When your boy/girl twins finally arrive, someone gives you an adorable pair of bright red onesies that say: “Thing One” and “Thing Two.” You can’t decide who gets to wear “Thing One,” so you put it on the girl, of course, to even things out. There is history here to overcome. (See: Baby B.)

11.

For the Mojave of North America, a twin signifies a beloved ancestor’s reincarnation. Your Aunt Ruthe thinks your girl looks just like her.

For the Indians of British Columbia, a twin birth signals a year of plentiful hunting and fishing for the entire tribe.

For your people, the Jewish people, a double baby-naming ceremony means four times the food.

12.

A couple you know in Brooklyn says their twins have a secret language. 

 Some go further and say their twins are telepathic, or that the one feels the other’s pain in ways nontwins can’t understand. In the Yoruban tradition, when a twin dies, the parents commission a babalawo to carve a wooden Ibeji statue to represent the one who’s gone. The surviving twin cares for the statue and carries it around, forever connected.

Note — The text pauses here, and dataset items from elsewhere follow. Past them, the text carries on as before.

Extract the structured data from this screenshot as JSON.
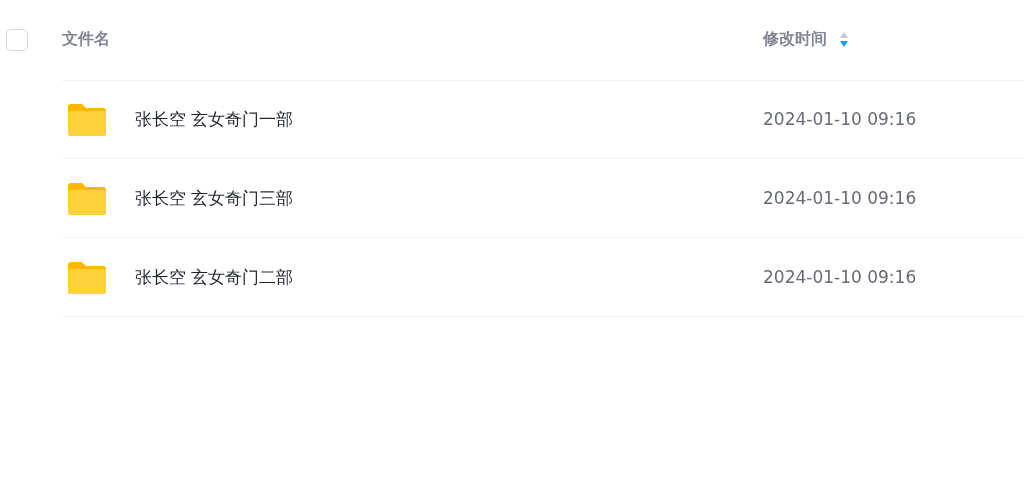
{
  "header": {
    "select_all_checked": false,
    "columns": [
      {
        "label": "文件名"
      },
      {
        "label": "修改时间",
        "sorted": true,
        "descending": true
      }
    ]
  },
  "rows": [
    {
      "kind": "folder",
      "name": "张长空 玄女奇门一部",
      "modified": "2024-01-10 09:16"
    },
    {
      "kind": "folder",
      "name": "张长空 玄女奇门三部",
      "modified": "2024-01-10 09:16"
    },
    {
      "kind": "folder",
      "name": "张长空 玄女奇门二部",
      "modified": "2024-01-10 09:16"
    }
  ]
}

 If your twins have a secret language, you haven’t detected it. But then, you suppose that’s the point.

13.

Here are some things you observe:

 Your boy and girl are connected. They sleep head to toe in a single bassinette for months, until you separate them into their own cribs. One night when they’re young toddlers, separated, you catch the boy jumping into the girl’s crib. You think: he really must miss the womb.

 Your boy and girl follow some scripts. As they become toddlers, your girl appears more social, your boy more inwardly focused. More “independent.” Later, he creates an alter ego, named Shadow. Shadow is the evil twin, the one who gets blamed by them both when one of them misbehaves.

 Your boy and girl each take a liking for sets of favorite stuffed animals. Their transitional objects come in pairs. The girl favors Piggy and Bunny, cross-species twins (they’re sisters; fraternal). They have tea parties. The boy has twin cats Tula and Dusty (brothers). Dusty is a gray replica of Tula, who is black, hence the name Dusty. They are copies.

Sometimes, when the twins play, the boy pretends he is a newborn kitten—your pregnancy dream fulfilled. The girl plays cat mom.

The girl grows protective of the boy. The boy grows protective of the girl.

They tell each other everything. When you’re one-half of a whole, it seems, nothing is real until you share it with your twin.

The boy and girl are copies, and they are not copies. 

They are the same, but different.

Magical, and achingly human.

They are twins.

 




[3] Cordelia Fine, Delusions of Gender (New York: W. W. Norton, 2010), 198–99.